L’Office national de l’Emploi (Onem) n’a jamais indemnisé autant de monde qu’en 2009 : 1 309 930 personnes en tout. C’est 10 % de plus qu’en 2008. Ce n’est cependant pas une surprise. La crise a durement frappé le marché du travail l’an dernier. Le nombre de chômeurs complets indemnisés a ainsi augmenté de 30 275 unités en 2009 (+ 7,5 %). Une hausse qui s’est surtout marquée chez les jeunes (+12,1%) et les hommes (+ 13,3 %). Elle s’est révélée aussi plus vigoureuse en Flandre (+ 15,3 %) qu’à Bruxelles (+5,4%) et surtout qu’en Wallonie (+2,7%). Ce qui ne donne cependant à ces deux dernières aucune raison de pavoiser. S’il fallait classer les provinces selon le taux d’emploi, les cinq provinces flamandes occuperaient les cinq premières places. Et les dépenses de chômage consenties par l’Onem restent proportionnellement plus faibles, et de loin, en Flandre qu’en Wallonie et à Bruxelles (lire détail en infographie).

Les responsables de l’Onem, qui rendait public ce jeudi le rapport annuel de l’organisme, ont souligné que cette hausse du nombre de chômeurs complets indemnisés avait pu être relativement contenue.
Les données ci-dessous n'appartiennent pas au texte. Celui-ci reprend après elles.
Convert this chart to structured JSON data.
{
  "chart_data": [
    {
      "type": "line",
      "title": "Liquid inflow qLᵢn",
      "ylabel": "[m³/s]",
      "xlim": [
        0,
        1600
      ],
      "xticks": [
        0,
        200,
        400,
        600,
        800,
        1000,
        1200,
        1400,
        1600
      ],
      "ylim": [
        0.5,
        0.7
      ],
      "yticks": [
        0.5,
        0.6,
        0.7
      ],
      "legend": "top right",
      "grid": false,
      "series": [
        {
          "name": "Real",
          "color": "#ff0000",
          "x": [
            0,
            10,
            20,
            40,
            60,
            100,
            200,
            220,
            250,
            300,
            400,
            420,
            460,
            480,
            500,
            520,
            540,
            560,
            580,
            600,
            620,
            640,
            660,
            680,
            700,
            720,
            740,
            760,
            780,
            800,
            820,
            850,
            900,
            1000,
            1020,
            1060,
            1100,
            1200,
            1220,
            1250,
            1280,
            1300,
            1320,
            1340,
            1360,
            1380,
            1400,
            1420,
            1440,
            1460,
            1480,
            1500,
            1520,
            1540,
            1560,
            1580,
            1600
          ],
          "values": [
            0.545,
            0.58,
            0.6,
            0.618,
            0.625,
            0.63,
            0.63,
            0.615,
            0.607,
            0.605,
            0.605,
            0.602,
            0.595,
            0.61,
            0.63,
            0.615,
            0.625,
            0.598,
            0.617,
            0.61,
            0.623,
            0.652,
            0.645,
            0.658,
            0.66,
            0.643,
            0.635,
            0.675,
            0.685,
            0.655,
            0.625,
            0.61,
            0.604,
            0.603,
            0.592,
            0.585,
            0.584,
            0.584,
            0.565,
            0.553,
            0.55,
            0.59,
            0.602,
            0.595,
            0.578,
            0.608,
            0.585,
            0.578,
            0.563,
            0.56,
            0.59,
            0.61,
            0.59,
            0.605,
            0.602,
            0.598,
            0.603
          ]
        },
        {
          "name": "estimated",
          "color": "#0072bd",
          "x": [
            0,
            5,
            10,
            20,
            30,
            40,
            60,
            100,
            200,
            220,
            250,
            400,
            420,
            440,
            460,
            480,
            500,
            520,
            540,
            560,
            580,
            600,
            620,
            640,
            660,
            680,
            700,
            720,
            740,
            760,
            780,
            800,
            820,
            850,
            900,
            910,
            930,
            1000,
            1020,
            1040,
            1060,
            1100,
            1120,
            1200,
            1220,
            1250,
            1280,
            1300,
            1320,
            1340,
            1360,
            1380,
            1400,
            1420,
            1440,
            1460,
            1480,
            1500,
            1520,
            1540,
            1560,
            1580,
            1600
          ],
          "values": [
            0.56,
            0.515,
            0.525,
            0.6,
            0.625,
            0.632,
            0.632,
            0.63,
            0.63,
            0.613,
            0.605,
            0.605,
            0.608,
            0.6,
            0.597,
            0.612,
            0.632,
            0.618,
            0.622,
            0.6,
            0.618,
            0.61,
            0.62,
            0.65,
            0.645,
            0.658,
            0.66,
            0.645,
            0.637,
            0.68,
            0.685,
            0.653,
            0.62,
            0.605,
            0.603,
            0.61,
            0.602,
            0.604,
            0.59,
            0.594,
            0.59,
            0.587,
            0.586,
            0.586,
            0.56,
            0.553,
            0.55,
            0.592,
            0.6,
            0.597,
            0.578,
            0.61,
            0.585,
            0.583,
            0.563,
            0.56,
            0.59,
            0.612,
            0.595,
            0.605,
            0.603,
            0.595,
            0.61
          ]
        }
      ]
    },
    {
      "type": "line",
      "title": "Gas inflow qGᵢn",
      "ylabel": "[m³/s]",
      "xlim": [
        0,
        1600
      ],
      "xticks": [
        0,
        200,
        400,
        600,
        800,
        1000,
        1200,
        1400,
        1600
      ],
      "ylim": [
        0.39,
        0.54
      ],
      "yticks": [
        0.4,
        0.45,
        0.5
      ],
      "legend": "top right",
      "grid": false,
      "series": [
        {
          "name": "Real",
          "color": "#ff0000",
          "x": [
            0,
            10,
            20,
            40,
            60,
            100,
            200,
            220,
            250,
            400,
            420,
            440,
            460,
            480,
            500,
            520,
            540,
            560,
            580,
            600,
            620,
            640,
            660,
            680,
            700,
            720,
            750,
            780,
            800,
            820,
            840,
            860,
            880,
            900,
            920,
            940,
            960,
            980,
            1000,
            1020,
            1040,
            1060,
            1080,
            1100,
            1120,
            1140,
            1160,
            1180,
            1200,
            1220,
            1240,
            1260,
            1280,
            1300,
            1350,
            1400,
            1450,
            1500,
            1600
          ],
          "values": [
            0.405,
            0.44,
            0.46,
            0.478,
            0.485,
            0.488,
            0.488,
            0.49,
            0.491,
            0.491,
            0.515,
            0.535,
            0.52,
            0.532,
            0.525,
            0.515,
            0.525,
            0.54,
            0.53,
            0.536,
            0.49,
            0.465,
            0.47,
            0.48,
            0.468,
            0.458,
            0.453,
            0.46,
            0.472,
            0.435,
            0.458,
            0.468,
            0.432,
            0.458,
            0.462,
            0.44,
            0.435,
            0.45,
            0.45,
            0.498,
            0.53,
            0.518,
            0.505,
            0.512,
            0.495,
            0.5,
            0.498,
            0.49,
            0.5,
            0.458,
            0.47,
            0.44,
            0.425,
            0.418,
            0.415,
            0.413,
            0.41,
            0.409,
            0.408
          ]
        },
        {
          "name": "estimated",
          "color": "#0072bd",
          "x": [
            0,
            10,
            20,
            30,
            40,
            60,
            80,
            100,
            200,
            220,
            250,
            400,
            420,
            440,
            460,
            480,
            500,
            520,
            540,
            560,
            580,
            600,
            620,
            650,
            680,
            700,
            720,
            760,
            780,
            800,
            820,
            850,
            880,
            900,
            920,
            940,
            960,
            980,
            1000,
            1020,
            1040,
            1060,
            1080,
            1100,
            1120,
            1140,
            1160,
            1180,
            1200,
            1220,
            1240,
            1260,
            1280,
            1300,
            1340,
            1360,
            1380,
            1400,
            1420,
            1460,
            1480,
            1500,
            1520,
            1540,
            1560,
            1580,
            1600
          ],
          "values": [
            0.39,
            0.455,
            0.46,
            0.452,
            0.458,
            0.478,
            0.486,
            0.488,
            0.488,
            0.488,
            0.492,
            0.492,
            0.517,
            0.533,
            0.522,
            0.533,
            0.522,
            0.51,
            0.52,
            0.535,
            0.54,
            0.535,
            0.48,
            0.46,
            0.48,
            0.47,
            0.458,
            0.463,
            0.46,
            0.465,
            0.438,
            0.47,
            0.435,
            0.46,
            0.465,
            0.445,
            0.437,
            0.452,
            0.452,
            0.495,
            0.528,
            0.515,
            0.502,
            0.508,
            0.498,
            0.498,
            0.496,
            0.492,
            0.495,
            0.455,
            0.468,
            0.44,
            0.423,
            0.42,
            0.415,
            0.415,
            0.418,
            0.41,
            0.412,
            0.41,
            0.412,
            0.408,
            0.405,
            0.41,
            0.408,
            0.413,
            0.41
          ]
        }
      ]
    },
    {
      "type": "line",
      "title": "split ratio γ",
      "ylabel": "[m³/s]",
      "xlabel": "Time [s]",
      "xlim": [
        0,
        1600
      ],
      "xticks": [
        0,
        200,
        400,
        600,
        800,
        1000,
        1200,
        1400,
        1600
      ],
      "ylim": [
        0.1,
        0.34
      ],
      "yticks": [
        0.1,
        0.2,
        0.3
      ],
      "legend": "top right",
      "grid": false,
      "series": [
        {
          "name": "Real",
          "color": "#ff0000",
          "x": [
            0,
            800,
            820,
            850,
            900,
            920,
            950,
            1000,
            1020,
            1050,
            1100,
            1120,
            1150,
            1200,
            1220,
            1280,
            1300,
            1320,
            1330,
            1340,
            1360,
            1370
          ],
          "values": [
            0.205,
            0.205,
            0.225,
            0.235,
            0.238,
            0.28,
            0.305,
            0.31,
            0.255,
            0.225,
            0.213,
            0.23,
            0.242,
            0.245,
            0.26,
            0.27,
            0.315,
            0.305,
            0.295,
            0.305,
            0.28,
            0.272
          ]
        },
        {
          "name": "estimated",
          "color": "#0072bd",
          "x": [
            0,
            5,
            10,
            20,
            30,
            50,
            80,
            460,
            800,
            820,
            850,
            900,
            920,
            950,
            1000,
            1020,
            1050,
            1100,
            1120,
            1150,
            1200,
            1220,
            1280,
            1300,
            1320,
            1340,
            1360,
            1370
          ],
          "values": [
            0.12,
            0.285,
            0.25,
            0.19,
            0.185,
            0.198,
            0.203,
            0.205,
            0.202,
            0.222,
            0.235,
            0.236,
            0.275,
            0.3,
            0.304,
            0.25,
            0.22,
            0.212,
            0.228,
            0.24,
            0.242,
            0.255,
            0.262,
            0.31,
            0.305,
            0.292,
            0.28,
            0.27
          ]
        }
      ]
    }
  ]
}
La Belgique est en effet le pays qui a connu la plus faible hausse de son taux de chômage, juste après l’Allemagne : ce taux y a augmenté de 11 % alors qu’il augmentait de 29 % en moyenne dans la zone euro.

Si la hausse du taux de chômage a pu être limitée, c’est grâce à deux facteurs principalement. Le premier, c’est la nouvelle progression des titres-services qui a permis de freiner l’hémorragie chez les femmes. En 2009, le nombre de titres-services utilisés a encore augmenté de 20,6 %. D’après l’Onem, 12,3 % des ménages belges ont désormais recours au dispositif.

Le deuxième facteur qui a permis de limiter la casse, c’est l’existence du chômage temporaire. Ce dernier a littéralement explosé l’an dernier. Par rapport à 2008, il a augmenté de 56,5 %. En moyenne, chaque mois, 210 864 ouvriers ont connu une période de chômage temporaire. Un tel "succès" n’avait plus été enregistré depuis 1993, année qui avait aussi connu une croissance économique négative.

Est-on en train de sortir de la crise ? Des signes tendent à le montrer. L’Onem table encore sur une progression du chômage en 2010. Mais ses prévisions sont aujourd’hui moins pessimistes qu’en septembre dernier. A l’époque, il tablait sur une hausse de 75 700 nouveaux chômeurs en 2010. Il avance aujourd’hui le chiffre de 39 800 nouveaux chômeurs. L’Onem constate par ailleurs que la hausse du nombre de faillites a ralenti fin 2009, tout comme le recours au chômage temporaire.

Mais si le nombre de personnes indemnisées par l’Onem a augmenté en 2009, ce n’est pas seulement à cause de la crise. Il y a un phénomène plus structurel, qui se confirme d’année en année et que l’organisme fédéral soutient activement : l’aménagement du temps de travail. En 2009, l’Onem a aidé 252 429 Belges à réduire totalement ou partiellement leur temps de travail. Près de 17 000 de plus que l’année précédente. Le congé parental (+ 18 %) et le congé pour assistance médicale (+ 18,4 %) ont même été véritablement dopés.

Ce phénomène n’est pas neuf. En une décennie, le nombre de personnes soutenues par l’Onem a augmenté de 154 000 unités. Ce qui, manifestement, révèle un besoin de mieux concilier vie familiale et vie professionnelle. A noter que le succès de ces formules d’interruption de carrière ou de crédit-temps se marque surtout en Flandre. Et qu’il concerne à 90 % des 4/5e temps ou des mi-temps.